Sekai Night & Day club owner sued for $5M by investor

Mario Azodinia also owns Wyld Chld and is accused of defaulting on 17 promissory notes

Sekai Hospitality CEO Mario Azodinia and the Sekai Hospitality nightclub (Google Maps, Marios Money Team)
Sekai Hospitality CEO Mario Azodinia and the Sekai Hospitality nightclub (Google Maps, Marios Money Team)

 

UPDATE: Court records show this case was dismissed on April 28, 2023

ORIGINAL POST: A $5-million lawsuit has accused one of Houston’s most popular restaurateurs of failing to pay back loans that funded his businesses.

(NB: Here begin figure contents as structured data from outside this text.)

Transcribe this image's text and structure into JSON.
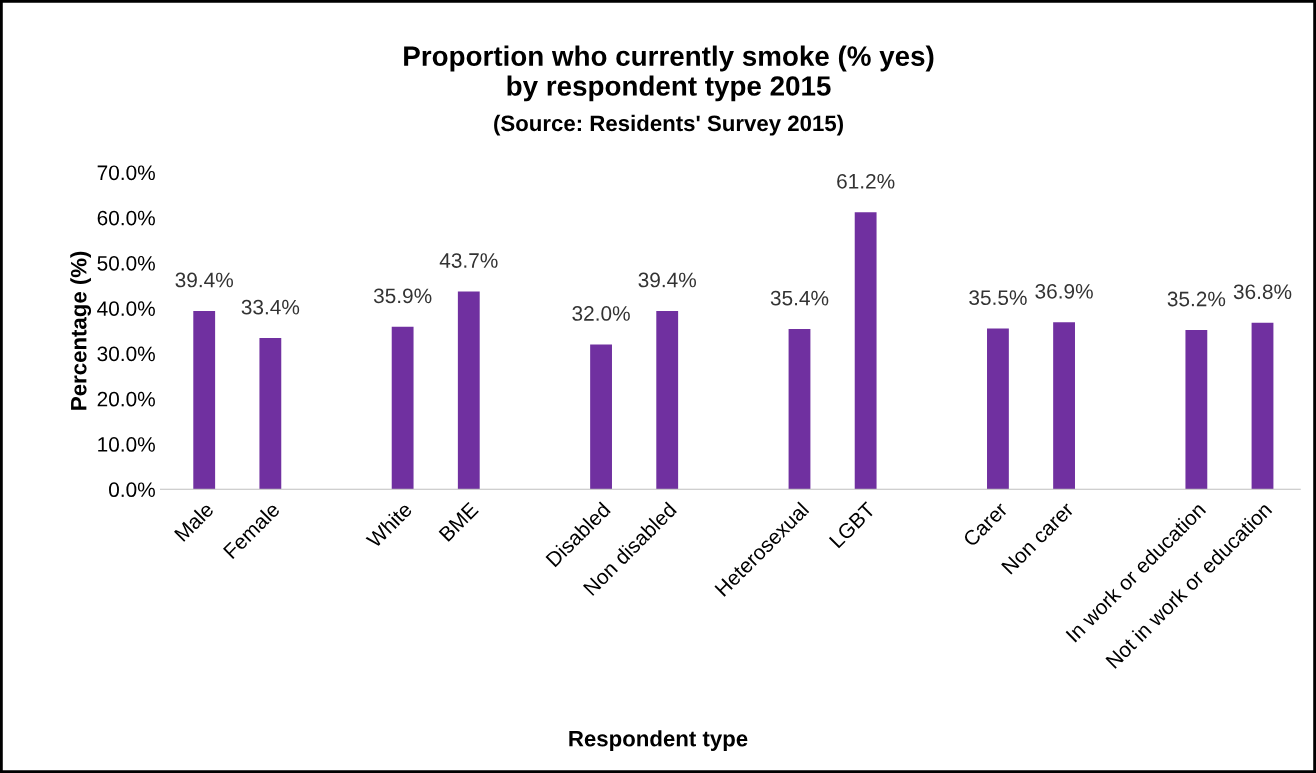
{
  "chart_data": {
    "type": "bar",
    "title": "Proportion who currently smoke (% yes)\nby respondent type 2015",
    "subtitle": "(Source: Residents' Survey 2015)",
    "xlabel": "Respondent type",
    "ylabel": "Percentage (%)",
    "categories": [
      "Male",
      "Female",
      null,
      "White",
      "BME",
      null,
      "Disabled",
      "Non disabled",
      null,
      "Heterosexual",
      "LGBT",
      null,
      "Carer",
      "Non carer",
      null,
      "In work or education",
      "Not in work or education"
    ],
    "values": [
      39.4,
      33.4,
      null,
      35.9,
      43.7,
      null,
      32.0,
      39.4,
      null,
      35.4,
      61.2,
      null,
      35.5,
      36.9,
      null,
      35.2,
      36.8
    ],
    "value_labels": [
      "39.4%",
      "33.4%",
      null,
      "35.9%",
      "43.7%",
      null,
      "32.0%",
      "39.4%",
      null,
      "35.4%",
      "61.2%",
      null,
      "35.5%",
      "36.9%",
      null,
      "35.2%",
      "36.8%"
    ],
    "color": "#7030a0",
    "ylim": [
      0,
      70
    ],
    "yticks": [
      {
        "value": 0,
        "label": "0.0%"
      },
      {
        "value": 10,
        "label": "10.0%"
      },
      {
        "value": 20,
        "label": "20.0%"
      },
      {
        "value": 30,
        "label": "30.0%"
      },
      {
        "value": 40,
        "label": "40.0%"
      },
      {
        "value": 50,
        "label": "50.0%"
      },
      {
        "value": 60,
        "label": "60.0%"
      },
      {
        "value": 70,
        "label": "70.0%"
      }
    ],
    "grid": false,
    "legend": false
  }
}
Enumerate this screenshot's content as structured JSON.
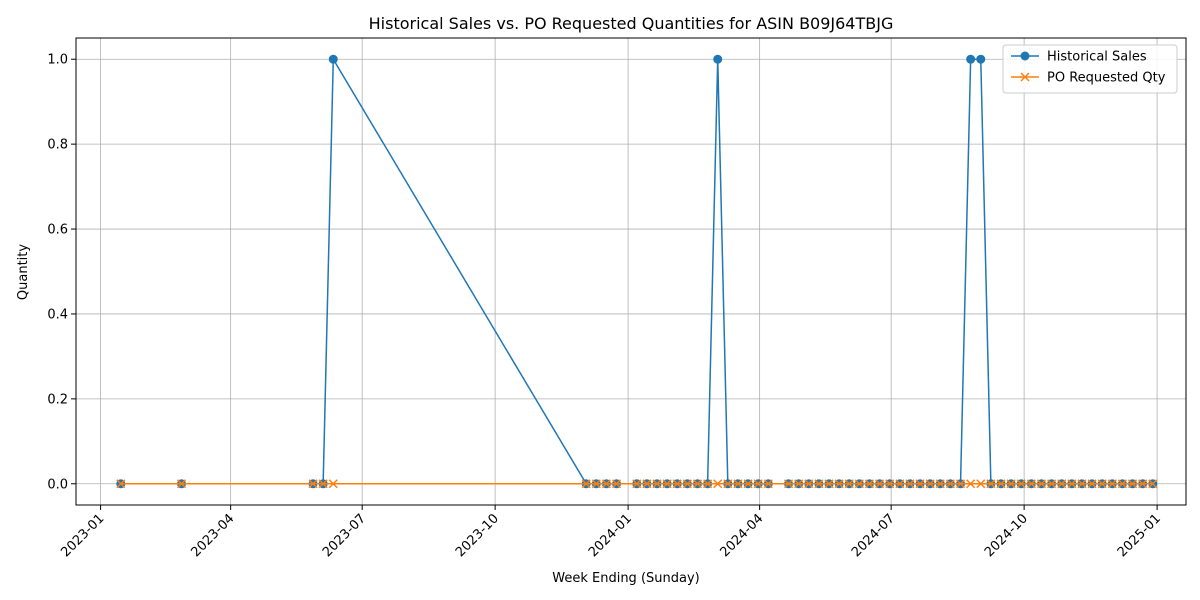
{
  "chart_data": {
    "type": "line",
    "title": "Historical Sales vs. PO Requested Quantities for ASIN B09J64TBJG",
    "xlabel": "Week Ending (Sunday)",
    "ylabel": "Quantity",
    "xlim": [
      "2022-12-15",
      "2025-01-21"
    ],
    "ylim": [
      -0.05,
      1.05
    ],
    "grid": true,
    "legend_position": "top-right",
    "x_ticks": [
      "2023-01-01",
      "2023-04-01",
      "2023-07-01",
      "2023-10-01",
      "2024-01-01",
      "2024-04-01",
      "2024-07-01",
      "2024-10-01",
      "2025-01-01"
    ],
    "x_tick_labels": [
      "2023-01",
      "2023-04",
      "2023-07",
      "2023-10",
      "2024-01",
      "2024-04",
      "2024-07",
      "2024-10",
      "2025-01"
    ],
    "y_ticks": [
      0.0,
      0.2,
      0.4,
      0.6,
      0.8,
      1.0
    ],
    "y_tick_labels": [
      "0.0",
      "0.2",
      "0.4",
      "0.6",
      "0.8",
      "1.0"
    ],
    "series": [
      {
        "name": "Historical Sales",
        "color": "#1f77b4",
        "marker": "circle",
        "points": [
          [
            "2023-01-15",
            0
          ],
          [
            "2023-02-26",
            0
          ],
          [
            "2023-05-28",
            0
          ],
          [
            "2023-06-04",
            0
          ],
          [
            "2023-06-11",
            1
          ],
          [
            "2023-12-03",
            0
          ],
          [
            "2023-12-10",
            0
          ],
          [
            "2023-12-17",
            0
          ],
          [
            "2023-12-24",
            0
          ],
          [
            "2024-01-07",
            0
          ],
          [
            "2024-01-14",
            0
          ],
          [
            "2024-01-21",
            0
          ],
          [
            "2024-01-28",
            0
          ],
          [
            "2024-02-04",
            0
          ],
          [
            "2024-02-11",
            0
          ],
          [
            "2024-02-18",
            0
          ],
          [
            "2024-02-25",
            0
          ],
          [
            "2024-03-03",
            1
          ],
          [
            "2024-03-10",
            0
          ],
          [
            "2024-03-17",
            0
          ],
          [
            "2024-03-24",
            0
          ],
          [
            "2024-03-31",
            0
          ],
          [
            "2024-04-07",
            0
          ],
          [
            "2024-04-21",
            0
          ],
          [
            "2024-04-28",
            0
          ],
          [
            "2024-05-05",
            0
          ],
          [
            "2024-05-12",
            0
          ],
          [
            "2024-05-19",
            0
          ],
          [
            "2024-05-26",
            0
          ],
          [
            "2024-06-02",
            0
          ],
          [
            "2024-06-09",
            0
          ],
          [
            "2024-06-16",
            0
          ],
          [
            "2024-06-23",
            0
          ],
          [
            "2024-06-30",
            0
          ],
          [
            "2024-07-07",
            0
          ],
          [
            "2024-07-14",
            0
          ],
          [
            "2024-07-21",
            0
          ],
          [
            "2024-07-28",
            0
          ],
          [
            "2024-08-04",
            0
          ],
          [
            "2024-08-11",
            0
          ],
          [
            "2024-08-18",
            0
          ],
          [
            "2024-08-25",
            1
          ],
          [
            "2024-09-01",
            1
          ],
          [
            "2024-09-08",
            0
          ],
          [
            "2024-09-15",
            0
          ],
          [
            "2024-09-22",
            0
          ],
          [
            "2024-09-29",
            0
          ],
          [
            "2024-10-06",
            0
          ],
          [
            "2024-10-13",
            0
          ],
          [
            "2024-10-20",
            0
          ],
          [
            "2024-10-27",
            0
          ],
          [
            "2024-11-03",
            0
          ],
          [
            "2024-11-10",
            0
          ],
          [
            "2024-11-17",
            0
          ],
          [
            "2024-11-24",
            0
          ],
          [
            "2024-12-01",
            0
          ],
          [
            "2024-12-08",
            0
          ],
          [
            "2024-12-15",
            0
          ],
          [
            "2024-12-22",
            0
          ],
          [
            "2024-12-29",
            0
          ]
        ]
      },
      {
        "name": "PO Requested Qty",
        "color": "#ff7f0e",
        "marker": "x",
        "points": [
          [
            "2023-01-15",
            0
          ],
          [
            "2023-02-26",
            0
          ],
          [
            "2023-05-28",
            0
          ],
          [
            "2023-06-04",
            0
          ],
          [
            "2023-06-11",
            0
          ],
          [
            "2023-12-03",
            0
          ],
          [
            "2023-12-10",
            0
          ],
          [
            "2023-12-17",
            0
          ],
          [
            "2023-12-24",
            0
          ],
          [
            "2024-01-07",
            0
          ],
          [
            "2024-01-14",
            0
          ],
          [
            "2024-01-21",
            0
          ],
          [
            "2024-01-28",
            0
          ],
          [
            "2024-02-04",
            0
          ],
          [
            "2024-02-11",
            0
          ],
          [
            "2024-02-18",
            0
          ],
          [
            "2024-02-25",
            0
          ],
          [
            "2024-03-03",
            0
          ],
          [
            "2024-03-10",
            0
          ],
          [
            "2024-03-17",
            0
          ],
          [
            "2024-03-24",
            0
          ],
          [
            "2024-03-31",
            0
          ],
          [
            "2024-04-07",
            0
          ],
          [
            "2024-04-21",
            0
          ],
          [
            "2024-04-28",
            0
          ],
          [
            "2024-05-05",
            0
          ],
          [
            "2024-05-12",
            0
          ],
          [
            "2024-05-19",
            0
          ],
          [
            "2024-05-26",
            0
          ],
          [
            "2024-06-02",
            0
          ],
          [
            "2024-06-09",
            0
          ],
          [
            "2024-06-16",
            0
          ],
          [
            "2024-06-23",
            0
          ],
          [
            "2024-06-30",
            0
          ],
          [
            "2024-07-07",
            0
          ],
          [
            "2024-07-14",
            0
          ],
          [
            "2024-07-21",
            0
          ],
          [
            "2024-07-28",
            0
          ],
          [
            "2024-08-04",
            0
          ],
          [
            "2024-08-11",
            0
          ],
          [
            "2024-08-18",
            0
          ],
          [
            "2024-08-25",
            0
          ],
          [
            "2024-09-01",
            0
          ],
          [
            "2024-09-08",
            0
          ],
          [
            "2024-09-15",
            0
          ],
          [
            "2024-09-22",
            0
          ],
          [
            "2024-09-29",
            0
          ],
          [
            "2024-10-06",
            0
          ],
          [
            "2024-10-13",
            0
          ],
          [
            "2024-10-20",
            0
          ],
          [
            "2024-10-27",
            0
          ],
          [
            "2024-11-03",
            0
          ],
          [
            "2024-11-10",
            0
          ],
          [
            "2024-11-17",
            0
          ],
          [
            "2024-11-24",
            0
          ],
          [
            "2024-12-01",
            0
          ],
          [
            "2024-12-08",
            0
          ],
          [
            "2024-12-15",
            0
          ],
          [
            "2024-12-22",
            0
          ],
          [
            "2024-12-29",
            0
          ]
        ]
      }
    ]
  }
}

Chicago-based Coxe Investments sued Mario Azodinia, accusing him of defaulting on 17 promissory notes, totalling more than $4 million, for ventures including nightclubs, bars and a nail salon.

The lawsuit mentioned Rose Gold Houston, which it stated is still open but is no longer owned by Azodinia, as well as the Engine Room music venue and the shuttered clubs Draise and Mercy.

Azodinia is the CEO of Sekai Hospitality Services, publicized last year for plans to open “multi-million dollar Vegas-style nightclubs.”

Sign Up for the undefined Newsletter

Coxe loaned the money between October 2017 and February 2021, and Azodinia made some of the agreed upon payments, according to the lawsuit. But he hasn’t made any payments for almost two years, despite the success of his ventures, the suit claimed.

The lawsuit alleged that Azodinia defaulted in part because of his ties to a public corruption case.

“Azodinia appears to be preoccupied with a recent FBI search of his home in connection with an ongoing investigation into a bribery scandal involving one of Houston mayor Sylvester Turner’s top aides,” the lawsuit stated.

The FBI searched Azodinia’s apartment in the Bayou Bend towers in August, in connection to the former aide, William-Paul Thomas. Thomas pleaded guilty on July 25 to several federal corruption charges that accused him of accepting bribes to keep businesses open during COVID-19 restrictions in 2020.

Thomas used his position in city government to reclassify bars as restaurants so they could stay open during the lockdown and was offered thousands of dollars in cash bribes. None of the business owners who paid bribes were named in that federal case, Houston Public Media reported.

Azodinia, who is named in the lawsuit as Faramarz Azodinia, hasn’t been charged with any crime, and the FBI never confirmed Azodinia’s connection to the Thomas case, but KTRK pieced it together.